Europe is expected to begin modestly ahead of the European Central Bank meeting, with no movement in EUROSTOXX 50 futures. Although a rate decrease by the ECB in June is unlikely, it is nevertheless expected that rates will remain unchanged.
Data indicated that consumer prices in the second-largest economy in the world increased by a meek 0.1% in March compared to a 0.7% increase in February, but Chinese equities managed to record modest gains despite this.

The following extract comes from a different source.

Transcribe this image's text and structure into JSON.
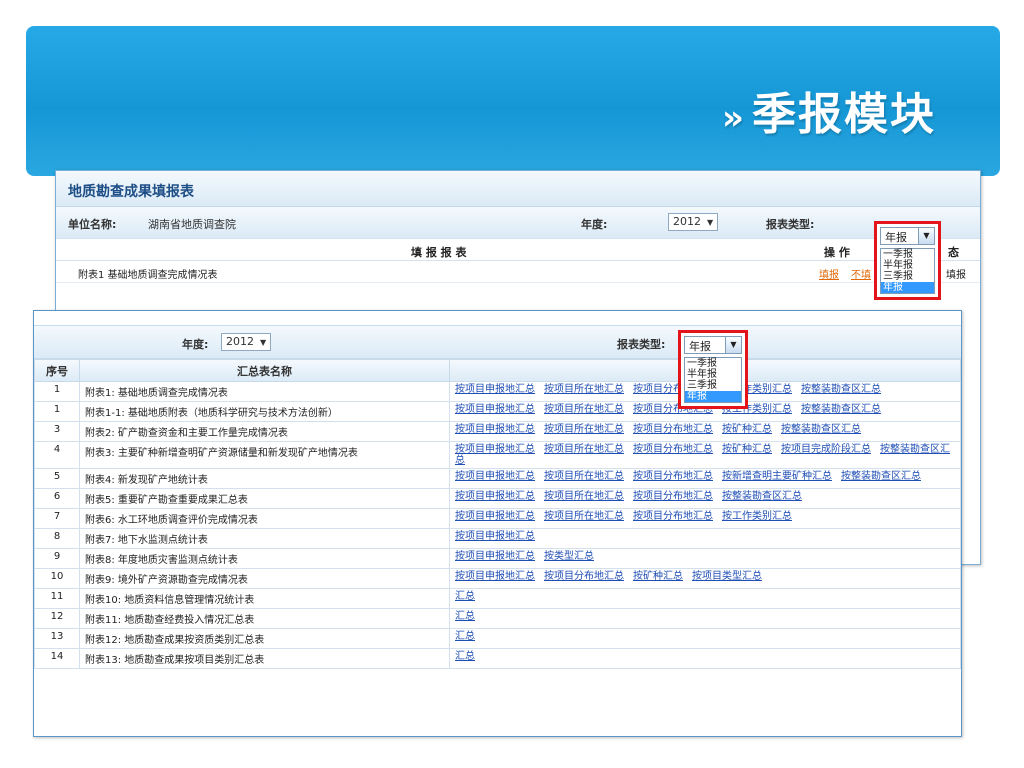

U.S. stock futures saw no movement following an overnight 1% decline on Wall Street. After rates increased by 20 basis points to their highest positions since November, Treasury bonds also stabilised.
The likelihood of a rate drop in June was severely damaged by data released overnight that revealed U.S. inflation in March coming in hotter than predicted once more. Core CPI increased by 0.4%, above estimates of a 0.3% increase.
Investors now believe that September is the most likely month for the easing cycle to begin, having previously held onto the hope of a June cut.
Compared to the Fed's own estimate of 75 basis points, the total amount of easing anticipated this year dropped to just 42 basis points. According to CME FedWatch, the likelihood that the Fed will not make any cuts this year has increased to 13% from 2.1% one day earlier.
The Fed minutes released also revealed that policymakers had begun to express concerns about the likelihood that inflation progress had stopped prior to the release of the March inflation statistics, with some speculating that the existing policy rate might not have been stringent enough.
The Bank of Canada did not alter its interest rate yesterday, and its governor said that a reduction in June would be feasible should the recent trend in inflation continue to decline.